June 30, 2015

Six Pocket Tote Alterations

Hi, folks!

Over the years, I've made many of these handy six pocket tote bags - they make especially nice nappy bags for new mums.  In fact, the last bag I made for a co-worker going on maternity leave was such a huge hit at the baby shower, that I received requests for a few more.  They're a really nice sewing project and whip up easily within a day.  So, now that I'm on summer holiday, I headed down to the fabric shop and walked out with these gorgeous Amy Butler fabrics:

Aren't they absolutely lush?  I surprised even myself, because green is my least favourite colour and yet it was that beautiful emerald swirly print that just kept drawing me back to it.  I guess the copious amount of turquoise mixed into the colour palette made the difference.

And viola!  A finished handbag, which I think would make a lovely beach bag (not that we currently have much in the way of beach weather so far this summer...):

Now, over the years I've made a number of changes to the original pattern, which I thought I'd share with you in case you were interested in making a similar bag.

The original pattern calls for firm batting.  I have traditionally used Thermolam, which works well and gives the bag moderate structure while remaining soft and flexible.  However, as the bag construction requires a lot of layering, the thickness of the Thermolam is less than ideal and makes precis sewing a bit challenging.

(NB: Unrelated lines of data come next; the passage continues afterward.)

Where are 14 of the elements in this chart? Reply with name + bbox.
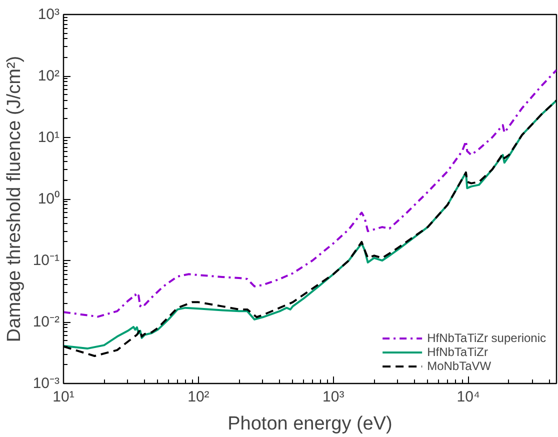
y-axis-title: Damage threshold fluence (J/cm²) (4, 56, 25, 342)
x-tick-label: 10³ (322, 388, 344, 406)
y-tick-label: 10⁰ (38, 190, 60, 208)
legend-label: MoNbTaVW (427, 359, 492, 373)
x-tick-label: 10⁴ (456, 388, 480, 406)
x-axis-title: Photon energy (eV) (228, 414, 392, 434)
x-tick-label: 10² (188, 388, 210, 406)
legend-label: HfNbTaTiZr superionic (427, 331, 546, 345)
y-tick-label: 10⁻¹ (32, 252, 60, 269)
y-tick-label: 10¹ (38, 129, 60, 146)
legend-label: HfNbTaTiZr (427, 345, 488, 359)
y-tick-label: 10⁻² (32, 314, 60, 330)
y-tick-label: 10³ (38, 6, 60, 23)
y-tick-label: 10² (38, 68, 60, 84)
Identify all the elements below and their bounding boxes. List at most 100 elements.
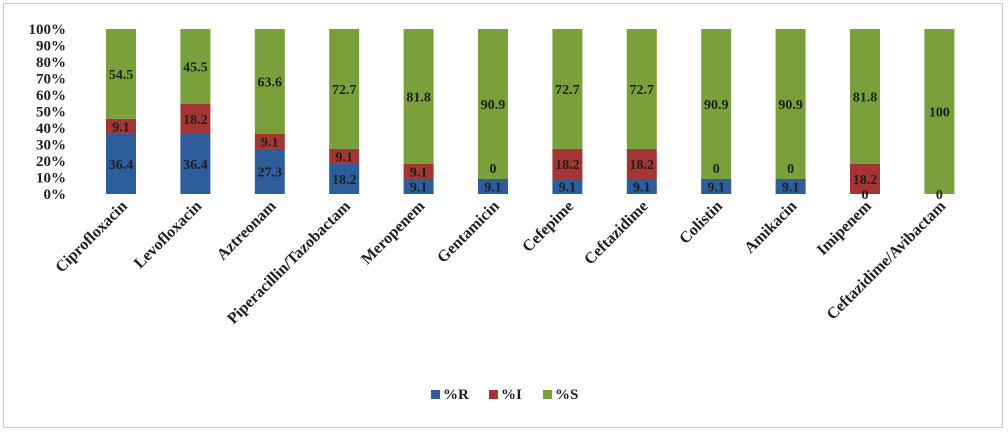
bar-segment-pct-s [552,29,583,149]
x-category-label: Meropenem [358,197,429,268]
x-category-label: Levofloxacin [131,198,205,272]
data-label: 90.9 [704,98,729,113]
data-label: 0 [862,188,869,203]
data-label: 9.1 [112,120,130,135]
data-label: 9.1 [261,135,279,150]
bar-segment-pct-s [850,29,880,164]
data-label: 72.7 [332,83,357,98]
data-label: 63.6 [258,75,283,90]
data-label: 72.7 [555,83,580,98]
legend-swatch [543,390,552,399]
bar-segment-pct-r [329,163,360,194]
x-category-label: Aztreonam [214,197,280,263]
legend-label: %I [501,387,522,403]
data-label: 9.1 [410,180,428,195]
y-tick-label: 80% [36,55,66,71]
data-label: 9.1 [559,180,577,195]
bar-segment-pct-r [552,178,583,194]
y-tick-label: 40% [36,121,66,137]
data-label: 72.7 [630,83,655,98]
x-category-label: Colistin [676,198,726,248]
data-label: 18.2 [332,173,357,188]
data-label: 36.4 [183,158,208,173]
bar-segment-pct-s [180,29,211,104]
bar-segment-pct-r [106,133,136,194]
x-category-label: Gentamicin [434,198,503,267]
legend-label: %S [555,387,578,403]
bar-segment-pct-i [106,118,136,134]
y-tick-label: 100% [29,22,67,38]
x-category-label: Ceftazidime [581,198,651,268]
bar-segment-pct-i [626,148,657,179]
bar-segment-pct-s [254,29,285,134]
data-label: 9.1 [410,165,428,180]
bar-segment-pct-i [552,148,583,179]
y-tick-label: 90% [36,39,66,55]
bar-segment-pct-r [626,178,657,194]
y-tick-label: 30% [36,138,66,154]
x-category-label: Ceftazidime/Avibactam [824,197,950,323]
data-label: 0 [490,162,497,177]
x-category-label: Amikacin [741,198,800,257]
bar-segment-pct-s [775,29,806,179]
data-label: 27.3 [258,165,283,180]
x-category-label: Piperacillin/Tazobactam [224,197,354,327]
data-label: 100 [929,106,950,121]
legend-label: %R [443,387,469,403]
data-label: 9.1 [335,150,353,165]
data-label: 18.2 [853,173,878,188]
bar-segment-pct-r [775,178,806,194]
bar-segment-pct-i [850,163,880,194]
data-label: 90.9 [778,98,803,113]
data-label: 36.4 [109,158,134,173]
y-tick-label: 10% [36,171,66,187]
legend-swatch [431,390,440,399]
legend: %R %I %S [431,387,578,403]
bar-segment-pct-s [478,29,508,179]
bar-segment-pct-r [180,134,211,194]
x-category-label: Ciprofloxacin [52,198,131,277]
y-axis: 0%10%20%30%40%50%60%70%80%90%100% [29,22,67,203]
x-category-label: Cefepime [519,198,577,256]
bar-segment-pct-s [329,29,360,149]
data-label: 9.1 [484,180,502,195]
bar-segment-pct-r [403,178,434,194]
y-tick-label: 70% [36,72,66,88]
bar-segment-pct-s [701,29,732,179]
data-label: 0 [713,162,720,177]
bar-segment-pct-r [701,178,732,194]
data-label: 18.2 [555,158,580,173]
data-label: 18.2 [183,113,208,128]
bars [106,29,955,194]
bar-segment-pct-s [106,29,136,119]
bar-segment-pct-s [924,29,955,194]
data-label: 81.8 [853,90,878,105]
x-category-label: Imipenem [814,197,876,259]
bar-segment-pct-s [403,29,434,164]
data-label: 54.5 [109,68,134,83]
bar-segment-pct-i [254,133,285,149]
data-label: 90.9 [481,98,506,113]
y-tick-label: 20% [36,154,66,170]
bar-segment-pct-r [254,148,285,194]
category-labels: Ciprofloxacin Levofloxacin AztreonamPipera… [52,197,949,327]
bar-segment-pct-s [626,29,657,149]
data-label: 18.2 [630,158,655,173]
data-label: 9.1 [782,180,800,195]
y-tick-label: 60% [36,88,66,104]
data-label: 0 [936,188,943,203]
y-tick-label: 0% [44,187,67,203]
data-labels: 36.4 9.1 54.5 36.4 18.2 45.5 27.3 9.1 63.6 18.2 9.… [109,61,950,204]
data-label: 45.5 [183,61,208,76]
bar-segment-pct-i [403,163,434,179]
y-tick-label: 50% [36,105,66,121]
data-label: 9.1 [707,180,725,195]
bar-segment-pct-i [329,148,360,164]
legend-swatch [489,390,498,399]
bar-segment-pct-i [180,104,211,134]
data-label: 81.8 [406,90,431,105]
bar-segment-pct-r [478,178,508,194]
data-label: 9.1 [633,180,651,195]
data-label: 0 [787,162,794,177]
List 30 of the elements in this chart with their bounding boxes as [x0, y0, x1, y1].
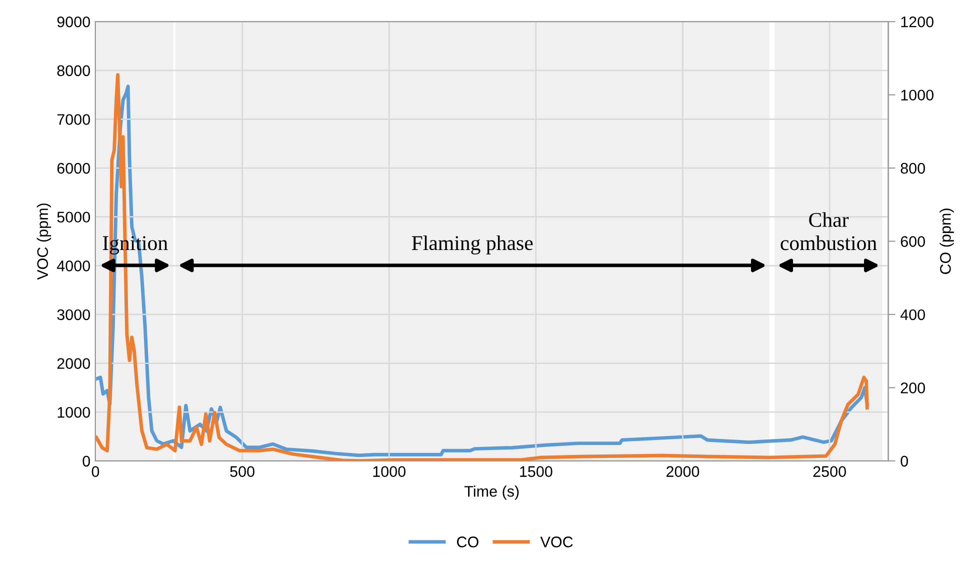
x-tick-label: 1500: [520, 466, 552, 477]
band-label: Flaming phase: [412, 235, 533, 254]
y-tick-label: 1000: [58, 406, 90, 418]
y-tick-label: 3000: [57, 309, 90, 320]
y2-tick-label: 1200: [901, 16, 934, 28]
y-tick-label: 9000: [57, 16, 90, 28]
y2-tick-label: 1000: [901, 90, 934, 101]
x-tick-label: 0: [92, 466, 100, 477]
y2-tick-label: 0: [900, 456, 908, 467]
legend-label: CO: [456, 536, 478, 548]
x-tick-label: 2500: [813, 466, 846, 477]
y2-axis-title: CO (ppm): [940, 208, 954, 274]
y2-tick-label: 200: [900, 382, 925, 394]
y-tick-label: 8000: [57, 65, 90, 76]
legend-label: VOC: [540, 536, 573, 548]
y2-tick-label: 600: [900, 236, 925, 247]
y-tick-label: 7000: [57, 114, 90, 125]
x-tick-label: 2000: [666, 466, 700, 477]
y-axis-title: VOC (ppm): [36, 204, 52, 280]
y2-tick-label: 800: [900, 162, 925, 174]
y2-tick-label: 400: [900, 309, 925, 320]
y-tick-label: 4000: [56, 260, 90, 272]
band-label: Char combustion: [780, 212, 877, 250]
y-tick-label: 0: [82, 456, 90, 467]
x-tick-label: 500: [230, 466, 254, 477]
y-tick-label: 2000: [57, 358, 90, 369]
y-tick-label: 5000: [57, 212, 90, 223]
x-axis-title: Time (s): [464, 486, 519, 500]
y-tick-label: 6000: [57, 162, 90, 174]
x-tick-label: 1000: [373, 466, 406, 477]
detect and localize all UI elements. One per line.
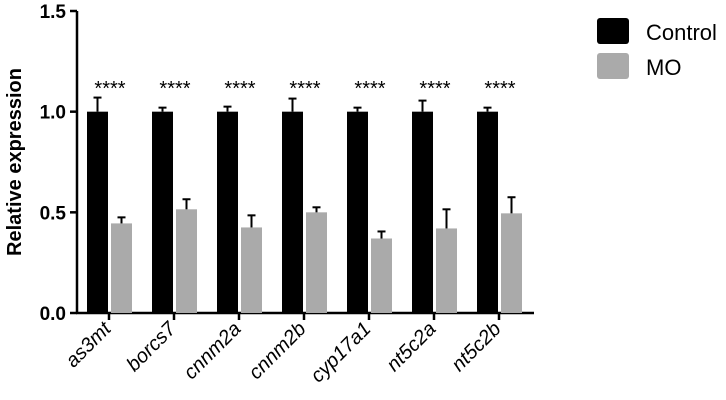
legend-label: MO (646, 55, 681, 80)
x-tick-label: nt5c2a (383, 318, 441, 376)
bar-mo (241, 227, 262, 313)
bar-mo (436, 228, 457, 313)
bar-mo (176, 209, 197, 313)
bar-mo (306, 212, 327, 313)
significance-label: **** (289, 78, 320, 100)
plot-area: 0.0 0.5 1.0 1.5 **** as3mt **** borcs7 **** cnnm2… (40, 2, 534, 387)
bar-control (477, 111, 498, 314)
x-tick-label: cyp17a1 (307, 318, 376, 387)
bar-mo (111, 223, 132, 313)
significance-label: **** (94, 78, 125, 100)
y-tick-label: 0.0 (40, 304, 66, 325)
significance-label: **** (484, 78, 515, 100)
bar-mo (371, 238, 392, 313)
x-tick-label: nt5c2b (448, 318, 506, 376)
legend-label: Control (646, 20, 717, 45)
x-tick-label: borcs7 (123, 317, 182, 376)
legend: Control MO (597, 18, 717, 80)
bar-control (87, 111, 108, 314)
significance-label: **** (419, 78, 450, 100)
bar-mo (501, 213, 522, 313)
y-tick-label: 0.5 (40, 203, 67, 224)
bar-control (152, 111, 173, 314)
bar-control (412, 111, 433, 314)
y-tick-label: 1.0 (40, 103, 66, 124)
x-tick-label: cnnm2a (180, 318, 246, 384)
x-tick-label: as3mt (61, 317, 116, 372)
significance-label: **** (159, 78, 190, 100)
legend-swatch (597, 18, 629, 44)
x-tick-label: cnnm2b (245, 318, 311, 384)
y-axis-label: Relative expression (4, 68, 26, 256)
bar-control (347, 111, 368, 314)
significance-label: **** (224, 78, 255, 100)
significance-label: **** (354, 78, 385, 100)
y-tick-label: 1.5 (40, 2, 67, 23)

My change: This time I decided to try a light-medium weight fusible batting.  It took longer to fuse to the fabric but the sewing through the multiple layers was significantly easier.  Structure wise, it was softer compared to the Thermolam but adequate for a tote bag.  If you want a lot more stiffness and less bulk, then fusible interfacing would be the way to go as another alternative.

Measurements & Cutting
The original pattern produces a tote bag measuring 8 x 10 x 4 inches.  This is a nice size but I wanted something just a wee bit larger so I decided to increase it by 1.5 times.  Below are the measurements I've been using.

My change - Shopping:
Body & lining fabric - 70 cm (3/4 yard)
Pocket fabric - 60 cm (1/3 yard)
Handle fabric - unchanged
Batting - 40 cm (1/2 yard)

My change - Cutting:
Body & lining fabric - cut 2 each, 19 1/2 inches by 25 1/2 inches
Pocket fabric - cut 2 each, 19 1/2 inches by 21 1/2 inches **
Handle fabric - cut 2 each, 4 inches by 34 1/2 inches
Batting - cut 2 each, 19 1/2 inches by 12 3/4 inches

** If you'd like a bit more of the body fabric to show behind the pockets, cut 2 each sized 19 1/2 inches square instead.  This will make the pockets slightly shallower but they will still be plenty deep and roomy and I really like the extra background fabric on show.

Also remember to check your pocket fabric for print directionality before you start cutting!  I know that it seems obvious to say this but even despite all of my sewing experience, this can still bite me in the rear.

The original pattern instructs you to sew the handles up to the height of the batting (which extends beyond the pockets).  This is fine but I've always found the straps are a bit tight around when slung over my shoulder and if you're wearing a bulky top/sweater or a coat, it's extremely tight.

My change: This time I only sewed the handles up to the top of the pockets.  This means that provided the bag isn't filled to bursting to the top, there is extra room for my arm and bulky clothing to fit through the handles while not needing to use any extra fabric.  Win/win.

The original pattern requires no finishing on any of the edges.  However, I have often felt that the top edge of the body print needs just a little something to keep the shape and prevent the batting inside from flopping around.

My change: I now top stitch around the top edge of the bag body.  I keep it very tight to the edge, about 1/8 inch.  It gives a very professional looking finish, adds structure and helps to keep the batting inside in place.

Now, don't you need a snazzy new beach bag of your own?